Hobi coba-coba tak hanya menyerang walikota, gubernur atau menteri. Jantung kekuasaan juga terkena virus coba-coba. Kepala Staf Kepresidenan, Moeldoko mencoba berikhtiar ingin menguasai Partai Demokrat untuk kemudian bisa menjadi calon presiden. Namun, ikhtiarnya tampak sekali dilakukan dengan cara kasar dan gegabah. Sebelum libido kekuasaan bisa direngkuh, ia tercium hendak mengkudeta Agus Harimurti Yudhoyono (AHY), pucuk pimpinan Partai Demokrat. Beruntung AHY sigap dan responsif. Ia menggelar konferensi pers menelanjangi kudeta yang gagal yang dilakukan oleh 4 orang mantan kader Demokrat yang kecewa dan 1 orang istana yang ambisius. Moeldoko pun malu dan antiklimkas.

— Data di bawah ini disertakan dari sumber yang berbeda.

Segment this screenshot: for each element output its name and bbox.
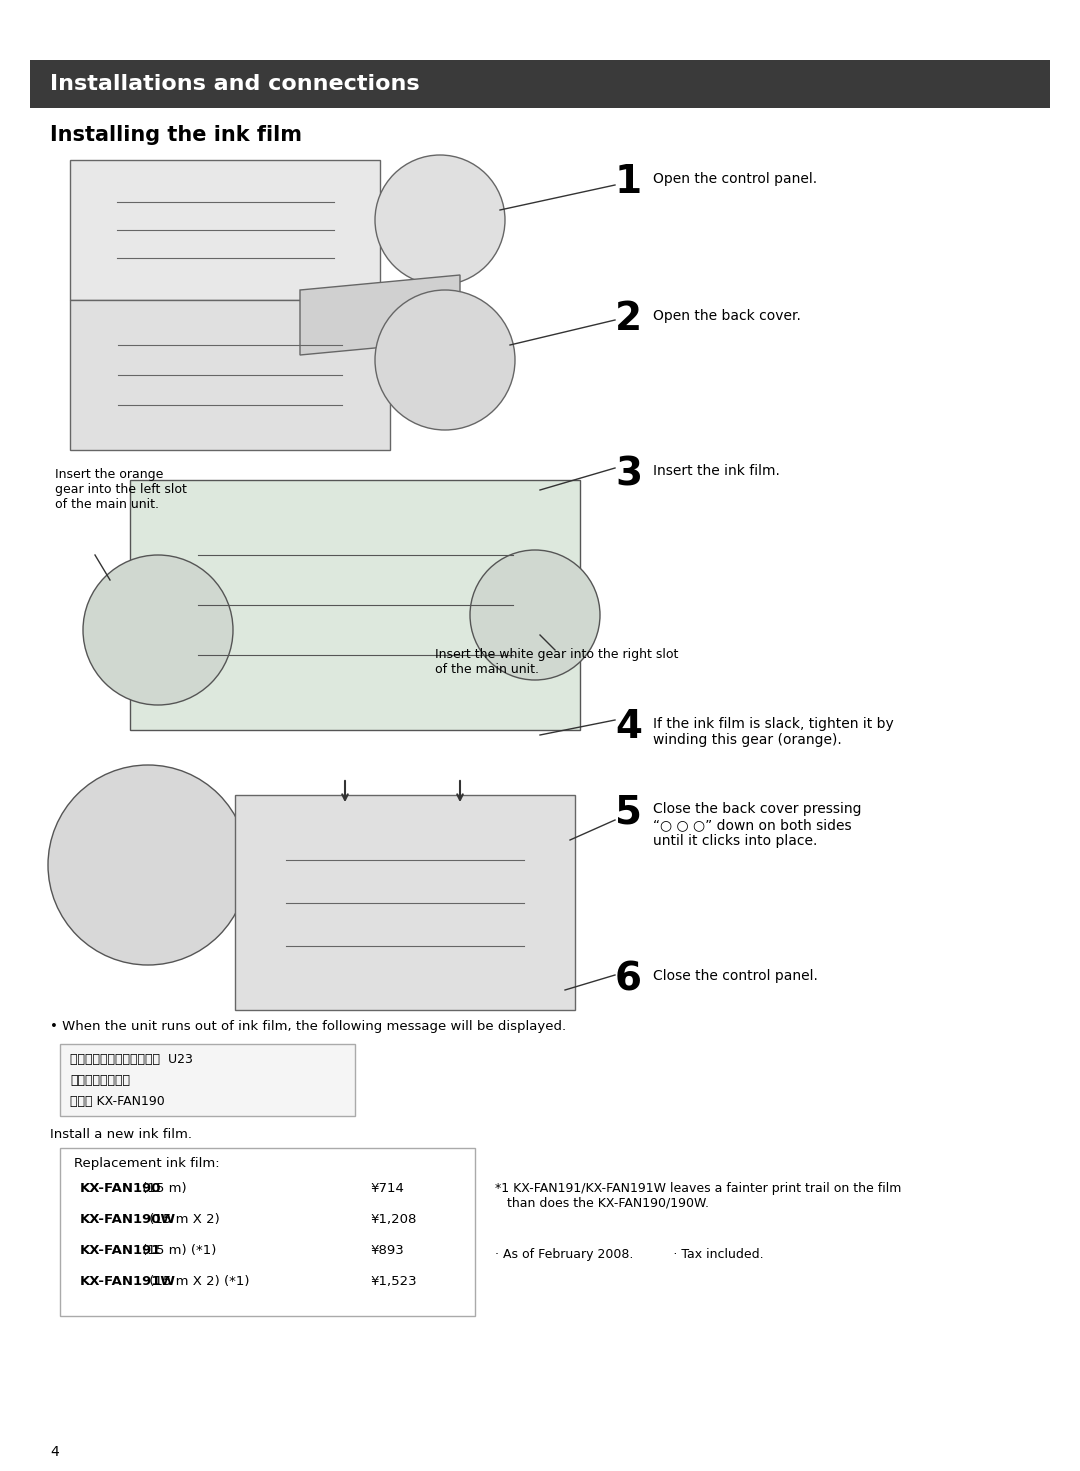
Text: (15 m) (*1): (15 m) (*1) bbox=[138, 1244, 216, 1258]
Text: If the ink film is slack, tighten it by
winding this gear (orange).: If the ink film is slack, tighten it by … bbox=[653, 716, 894, 747]
Text: Open the control panel.: Open the control panel. bbox=[653, 172, 818, 185]
Text: ¥1,523: ¥1,523 bbox=[370, 1275, 417, 1289]
Text: 2: 2 bbox=[615, 300, 643, 338]
Circle shape bbox=[48, 765, 248, 965]
Text: 5: 5 bbox=[615, 793, 642, 831]
Text: (15 m X 2): (15 m X 2) bbox=[145, 1214, 219, 1225]
Text: (15 m): (15 m) bbox=[138, 1183, 187, 1194]
Text: 4: 4 bbox=[50, 1445, 58, 1459]
Text: • When the unit runs out of ink film, the following message will be displayed.: • When the unit runs out of ink film, th… bbox=[50, 1019, 566, 1033]
Text: Open the back cover.: Open the back cover. bbox=[653, 309, 801, 324]
Text: 交換してください: 交換してください bbox=[70, 1074, 130, 1087]
Text: KX-FAN190: KX-FAN190 bbox=[80, 1183, 162, 1194]
Bar bbox=[30, 60, 1050, 107]
Circle shape bbox=[83, 555, 233, 705]
Bar bbox=[70, 300, 390, 450]
Text: ¥714: ¥714 bbox=[370, 1183, 404, 1194]
Circle shape bbox=[470, 550, 600, 680]
Text: 3: 3 bbox=[615, 455, 643, 493]
Text: Insert the ink film.: Insert the ink film. bbox=[653, 463, 780, 478]
Text: Installations and connections: Installations and connections bbox=[50, 74, 420, 94]
Text: フィルムがなくなりました  U23: フィルムがなくなりました U23 bbox=[70, 1053, 193, 1066]
Text: KX-FAN190W: KX-FAN190W bbox=[80, 1214, 176, 1225]
Circle shape bbox=[375, 290, 515, 430]
Text: · As of February 2008.          · Tax included.: · As of February 2008. · Tax included. bbox=[495, 1247, 764, 1261]
Text: ¥1,208: ¥1,208 bbox=[370, 1214, 417, 1225]
Text: Insert the white gear into the right slot
of the main unit.: Insert the white gear into the right slo… bbox=[435, 649, 678, 677]
Bar bbox=[60, 1147, 475, 1317]
Text: Installing the ink film: Installing the ink film bbox=[50, 125, 302, 146]
Text: Close the control panel.: Close the control panel. bbox=[653, 969, 818, 983]
Bar bbox=[70, 160, 380, 300]
Text: 4: 4 bbox=[615, 708, 642, 746]
Text: (15 m X 2) (*1): (15 m X 2) (*1) bbox=[145, 1275, 249, 1289]
Text: *1 KX-FAN191/KX-FAN191W leaves a fainter print trail on the film
   than does th: *1 KX-FAN191/KX-FAN191W leaves a fainter… bbox=[495, 1183, 902, 1211]
Text: KX-FAN191W: KX-FAN191W bbox=[80, 1275, 176, 1289]
Text: ¥893: ¥893 bbox=[370, 1244, 404, 1258]
Text: Close the back cover pressing
“○ ○ ○” down on both sides
until it clicks into pl: Close the back cover pressing “○ ○ ○” do… bbox=[653, 802, 862, 849]
Text: Install a new ink film.: Install a new ink film. bbox=[50, 1128, 192, 1141]
Bar bbox=[60, 1044, 355, 1116]
Text: KX-FAN191: KX-FAN191 bbox=[80, 1244, 161, 1258]
Bar bbox=[130, 480, 580, 730]
Text: Insert the orange
gear into the left slot
of the main unit.: Insert the orange gear into the left slo… bbox=[55, 468, 187, 510]
Polygon shape bbox=[300, 275, 460, 355]
Text: 品番： KX-FAN190: 品番： KX-FAN190 bbox=[70, 1094, 165, 1108]
Text: Replacement ink film:: Replacement ink film: bbox=[75, 1158, 219, 1169]
Text: 1: 1 bbox=[615, 163, 643, 202]
Bar bbox=[235, 794, 575, 1011]
Text: 6: 6 bbox=[615, 961, 642, 997]
Circle shape bbox=[375, 154, 505, 285]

Rezim ini tidak sekadar suka coba-coba, tapi juga semaunya bikin aturan. Rakyat dianggap bebek yang bisa diarahkan ke mana saja tunjuk penggembala mau. Tabiatnya sangat bertentangan dengan iklim demokrasi yang lebih fair dan elegan.

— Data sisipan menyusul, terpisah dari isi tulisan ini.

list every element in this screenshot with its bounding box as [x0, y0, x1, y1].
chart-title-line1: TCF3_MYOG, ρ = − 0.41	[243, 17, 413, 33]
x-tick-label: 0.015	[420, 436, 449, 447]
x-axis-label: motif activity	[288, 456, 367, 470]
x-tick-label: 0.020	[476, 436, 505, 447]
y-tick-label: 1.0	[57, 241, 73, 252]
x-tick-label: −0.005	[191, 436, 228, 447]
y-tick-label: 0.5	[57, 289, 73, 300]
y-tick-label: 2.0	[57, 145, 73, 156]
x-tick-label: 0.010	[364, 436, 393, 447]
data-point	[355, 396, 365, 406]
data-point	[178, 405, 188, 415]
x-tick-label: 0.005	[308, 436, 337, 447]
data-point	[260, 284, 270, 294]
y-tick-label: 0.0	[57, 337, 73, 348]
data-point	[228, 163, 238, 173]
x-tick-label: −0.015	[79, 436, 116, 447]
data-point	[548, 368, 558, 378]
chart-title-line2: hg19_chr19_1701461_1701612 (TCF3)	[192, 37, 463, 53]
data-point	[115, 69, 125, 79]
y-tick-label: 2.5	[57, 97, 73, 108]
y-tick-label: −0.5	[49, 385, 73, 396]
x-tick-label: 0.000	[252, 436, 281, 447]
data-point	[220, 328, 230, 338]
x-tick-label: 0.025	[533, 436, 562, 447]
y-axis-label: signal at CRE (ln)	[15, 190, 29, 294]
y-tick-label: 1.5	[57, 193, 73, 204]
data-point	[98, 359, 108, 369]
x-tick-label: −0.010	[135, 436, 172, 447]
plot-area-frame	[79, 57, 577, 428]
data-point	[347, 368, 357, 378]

Rezim tampaknya harus kucing-kucingan dengan masyarakat. Mereka sadar, banyak kebijakan yang diabaikan oleh masyarakat. Maka, banyak kebijakan yang dilakukan secara sembunyi- sembunyi dan dipaksakan. Bahkan tidak aneh, ada keputusan yang dilakukan pada tengah malam.
Coba kita simak. Pandemi tak terkendali, yang diurus malah sertifikat tanah. Sistem sekolah jarak jauh yang harus dibenahi, yang disorot malah seragam sekolah. Ekonomi nyungsep, hutang meroket, pengangguran merajalela, yang dibombardir malah aktivis Dinar dan Dirham. Umat Islam butuh keadilan, yang ditangani malah gerakan wakaf nasional. Rezim tak sadar, bahwa saat ini tengah berjangkit fenomena low trust society.

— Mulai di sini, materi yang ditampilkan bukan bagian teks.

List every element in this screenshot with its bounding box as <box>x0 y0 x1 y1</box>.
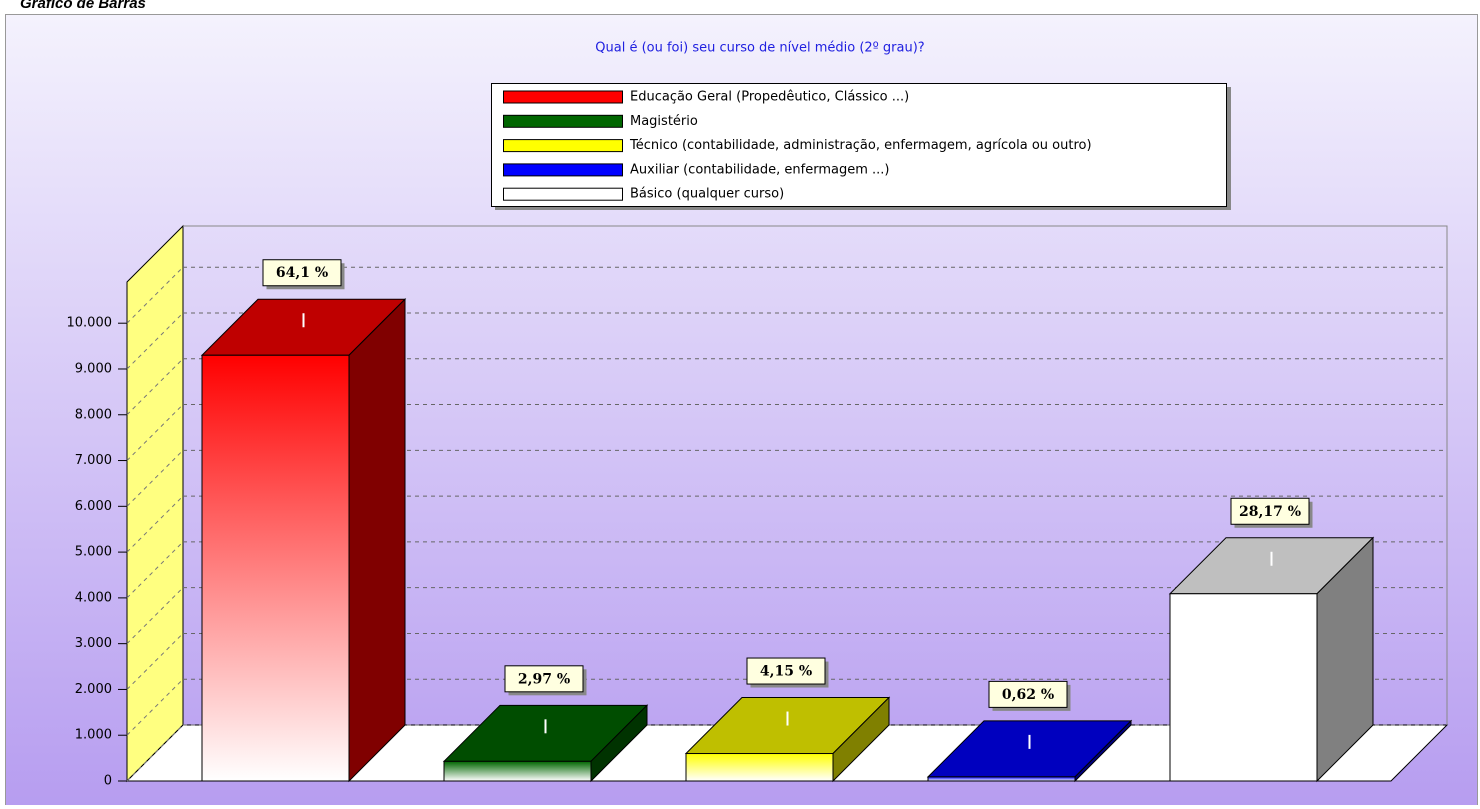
bar <box>201 354 350 782</box>
legend <box>491 83 1227 207</box>
chart-title: Qual é (ou foi) seu curso de nível médio… <box>595 41 924 56</box>
label-box <box>1230 497 1310 525</box>
legend-label: Básico (qualquer curso) <box>630 187 784 202</box>
legend-swatch <box>503 187 623 201</box>
page-title: Gráfico de Barras <box>20 0 146 12</box>
bar <box>685 753 834 782</box>
y-tick-label: 9.000 <box>75 361 112 376</box>
grid-line <box>126 358 184 416</box>
label-box <box>262 259 342 287</box>
label-box <box>988 680 1068 708</box>
legend-label: Auxiliar (contabilidade, enfermagem ...) <box>630 162 889 177</box>
grid-line <box>126 633 184 690</box>
y-tick-label: 8.000 <box>75 407 112 422</box>
value-label: 0,62 % <box>1002 687 1054 703</box>
bar <box>1169 593 1318 782</box>
grid-line <box>126 541 184 599</box>
value-label: 64,1 % <box>276 265 328 281</box>
y-tick-label: 0 <box>104 774 112 789</box>
y-tick-label: 2.000 <box>75 682 112 697</box>
grid-line <box>126 678 184 736</box>
grid-line <box>126 404 184 461</box>
grid-line <box>126 449 184 507</box>
bar <box>443 760 592 782</box>
grid-line <box>126 266 184 324</box>
y-tick-label: 10.000 <box>67 316 113 331</box>
y-tick-label: 5.000 <box>75 545 112 560</box>
legend-swatch <box>503 90 623 104</box>
left-wall <box>126 224 184 783</box>
legend-label: Educação Geral (Propedêutico, Clássico .… <box>630 90 909 105</box>
bar-side <box>348 298 406 783</box>
y-tick-label: 3.000 <box>75 636 112 651</box>
legend-label: Magistério <box>630 114 698 129</box>
y-tick-label: 6.000 <box>75 499 112 514</box>
back-wall-edge <box>183 225 1448 725</box>
legend-swatch <box>503 114 623 128</box>
value-label: 28,17 % <box>1239 504 1301 520</box>
legend-swatch <box>503 139 623 153</box>
value-label: 2,97 % <box>518 671 570 687</box>
grid-line <box>126 312 184 370</box>
bar <box>927 776 1076 782</box>
y-tick-label: 4.000 <box>75 590 112 605</box>
value-label: 4,15 % <box>760 664 812 680</box>
legend-swatch <box>503 163 623 177</box>
grid-line <box>126 724 184 782</box>
y-tick-label: 7.000 <box>75 453 112 468</box>
grid-line <box>126 587 184 645</box>
y-tick-label: 1.000 <box>75 728 112 743</box>
label-box <box>504 665 584 693</box>
legend-label: Técnico (contabilidade, administração, e… <box>629 138 1092 153</box>
label-box <box>746 657 826 685</box>
grid-line <box>126 495 184 553</box>
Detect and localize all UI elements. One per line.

Begitulah rezim yang mendewakan strategi coba-coba. Semua berjalan setengah hati, mogol, dan mangkrak. Pun demikian Anda jangan coba coba kritis terhadap rezim, Anda akan dituduh pembangkang, makar, kadrun, radikal, antiNKRI, intoleran dan pejuang khilafah. Label yang tak berdasar dan menyakitkan.
Buah yang kita petik hari ini adalah buah yang ditanam 6 tahun yang lalu saat presiden masih jadi gubernur. Ketika itu terjadi kampanye massif di kalangan marhanenis bahwa telah datang ratu adil yang kita tunggu-tunggu. Sosoknya sederhana, polos, jujur, dan rakyat biasa. “Kita akan coba Jokowi jadi presiden. Kita pernah punya presiden militer, kyai, perempuan, dan tekhnokrat. Sekarang kita coba rakyat jelata.” Demikian bisikan yang terdengar di kuping-kuping wong cilik.